Umiejętność wykorzystywania zewnętrznych zasobów do realizacji strategii firmy, w tak niewielkim stopniu doceniana przez polskie przedsiębiorstwa, staje się dziś jedną z ważnych kompetencji najbardziej konkurencyjnych firm. Jak zatem powinien wyglądać modelowy proces dochodzenia do decyzji outsourcingowej i od czego zależy ostateczne powodzenie kontraktu?
W lutym 2005 roku w „Harvard Business Review” ukazał się artykuł Strategic Sourcing: From Periphery to the Core (Strategiczne pozyskiwanie źródeł dostaw: jak marginalna dotąd funkcja przedsiębiorstwa staje się podstawową)Indeks górny 11. Mark Gottfredson, Rudy Puryear, Stephen Philips udowadniają w nim, że umiejętność pozyskiwania źródeł dostaw, będąca dotychczas domeną poszczególnych działów, czy też pionów firmy, staje się dziś kompetencją strategiczną, ważną w budowaniu przewagi konkurencyjnej. Dzieje się tak, ponieważ pozyskiwanie zewnętrznych źródeł dostaw wykorzystywane jest już nie tylko w odniesieniu do wybranych obszarów działalności, lecz także do całej firmy. Globalizacja gospodarki, szybki rozwój technologii, rosnąca konkurencja oraz standaryzacja procesów sprawiły, że posiadanie wewnątrz firmy zasobów lub zdolności przestało się liczyć, a sztuką stało się ich sprawne i nowatorskie wykorzystywanie oraz kontrolowanie. Doprowadziło to do niespotykanego dotychczas rozwoju outsourcingu, któremu podlegają już nie tylko wspierające i pomocnicze funkcje, procesy i zasoby, lecz także coraz bardziej strategiczne działy firmy. Jeszcze niedawno banki same obsługiwały transakcje na kartach kredytowych – dziś robią to za nie firmy outsourcingowe, oferujące usługi billingowe. Wielkie firmy motoryzacyjne oddają na zewnątrz nawet tak kluczowe wydawałoby się funkcje, jak projektowanie istotnych elementów pojazdów. W rezultacie menedżerowie i firmy muszą dziś nauczyć się nowej kompetencji, którą autorzy artykułu nazwali pozyskiwaniem umiejętności biznesowych z zewnątrz.

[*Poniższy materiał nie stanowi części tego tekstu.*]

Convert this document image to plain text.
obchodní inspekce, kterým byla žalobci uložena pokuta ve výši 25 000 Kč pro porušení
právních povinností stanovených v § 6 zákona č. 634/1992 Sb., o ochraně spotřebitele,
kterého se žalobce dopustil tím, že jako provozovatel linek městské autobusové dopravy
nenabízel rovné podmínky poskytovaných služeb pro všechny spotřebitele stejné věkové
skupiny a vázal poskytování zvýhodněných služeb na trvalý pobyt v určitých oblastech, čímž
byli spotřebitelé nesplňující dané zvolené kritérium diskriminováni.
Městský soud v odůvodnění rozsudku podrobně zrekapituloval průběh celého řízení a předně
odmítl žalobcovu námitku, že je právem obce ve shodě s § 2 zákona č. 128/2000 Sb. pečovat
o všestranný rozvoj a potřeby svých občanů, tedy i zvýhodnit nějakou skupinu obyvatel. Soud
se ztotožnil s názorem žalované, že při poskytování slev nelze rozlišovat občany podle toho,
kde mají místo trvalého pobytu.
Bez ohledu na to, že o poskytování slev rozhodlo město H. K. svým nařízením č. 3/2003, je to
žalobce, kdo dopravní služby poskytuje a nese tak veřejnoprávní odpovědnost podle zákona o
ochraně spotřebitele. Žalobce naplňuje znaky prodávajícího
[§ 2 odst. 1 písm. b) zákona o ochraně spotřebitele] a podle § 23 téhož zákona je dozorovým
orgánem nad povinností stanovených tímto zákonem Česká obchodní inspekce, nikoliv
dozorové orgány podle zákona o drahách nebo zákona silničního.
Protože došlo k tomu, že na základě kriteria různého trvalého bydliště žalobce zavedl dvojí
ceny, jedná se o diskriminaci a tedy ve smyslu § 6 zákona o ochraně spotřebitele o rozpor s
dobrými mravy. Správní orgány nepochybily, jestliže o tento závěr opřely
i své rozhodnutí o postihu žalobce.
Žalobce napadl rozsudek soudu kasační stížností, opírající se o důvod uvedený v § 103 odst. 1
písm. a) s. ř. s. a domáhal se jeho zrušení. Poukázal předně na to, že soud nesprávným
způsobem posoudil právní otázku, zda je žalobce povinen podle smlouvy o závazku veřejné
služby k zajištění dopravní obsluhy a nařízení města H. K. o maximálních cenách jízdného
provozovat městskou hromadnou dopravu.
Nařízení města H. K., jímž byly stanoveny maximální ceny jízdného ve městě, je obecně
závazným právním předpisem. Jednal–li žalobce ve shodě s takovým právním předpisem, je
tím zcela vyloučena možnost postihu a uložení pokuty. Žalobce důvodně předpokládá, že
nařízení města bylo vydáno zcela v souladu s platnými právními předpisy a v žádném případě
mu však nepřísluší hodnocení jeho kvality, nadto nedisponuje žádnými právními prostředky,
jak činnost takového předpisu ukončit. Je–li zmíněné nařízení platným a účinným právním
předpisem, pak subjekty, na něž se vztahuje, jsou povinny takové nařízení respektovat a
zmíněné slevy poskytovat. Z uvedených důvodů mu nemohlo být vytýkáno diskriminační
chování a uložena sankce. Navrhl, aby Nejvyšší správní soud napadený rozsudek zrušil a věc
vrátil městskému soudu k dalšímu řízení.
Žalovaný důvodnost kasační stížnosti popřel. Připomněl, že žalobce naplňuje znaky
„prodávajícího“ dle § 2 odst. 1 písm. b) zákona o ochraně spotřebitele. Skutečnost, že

Strategiczny BPO dociera do naszego regionu
Opisane przez Marka Gottfredsona, Rudy’ego Puryeara i Stephena Philipsa zjawisko dotarło już także do naszego regionu. Jednak w naszej części Europy strategiczne możliwości oferowane przez outsourcing w największym stopniu wciąż wykorzystują firmy będące częścią międzynarodowych korporacji oraz coraz częściej instytucje publiczne. W 2005 roku międzynarodowy koncern Lafarge, gigant w produkcji materiałów budowlanych, stworzył w Warszawie firmę Lafarge ITEC (Information Technology Europe Centrale). Jej zadaniem jest obsługa w zakresie IT spółek Grupy Lafarge, w 14 krajach naszego regionu oraz basenu Morza Śródziemnego (w Polsce działa 6 spółek Lafarge: Lafarge Dachy, Schiedel, Lafarge Cement, Lafarge Beton, Lafarge Kruszywa i Lafarge Gips). Mimo że obsługa w zakresie IT jest domeną działania Lafarge ITEC, firma zdecydowała się na wykorzystanie zewnętrznych zasobów w zakresie zarządzania sprzętem i bazami danych oraz skoncentrowanie się na rozwoju aplikacji biznesowych dla grupy. Tomasz Chełmicki, szef Lafarge ITEC, wiedział, że skorzystanie z outsourcingu umożliwi szybsze uruchomienie firmy i pozwoli skoncentrować się na najważniejszych zadaniach realizowanych na rzecz grupy. Lafarge ITEC stworzyli ludzie, których zadaniem jest zrozumienie istoty biznesu producenta materiałów budowlanych, a nie rozwój kompetencji technologicznych. Dostawcą usług został HP Polska, który udostępnia platformę sprzętową dla spółki i 10 instalacji bazy danych Oracle oraz zarządza tym środowiskiem informatycznym. Umowa nie jest częścią kontraktu międzynarodowego, ale została w całości przygotowana w Polsce.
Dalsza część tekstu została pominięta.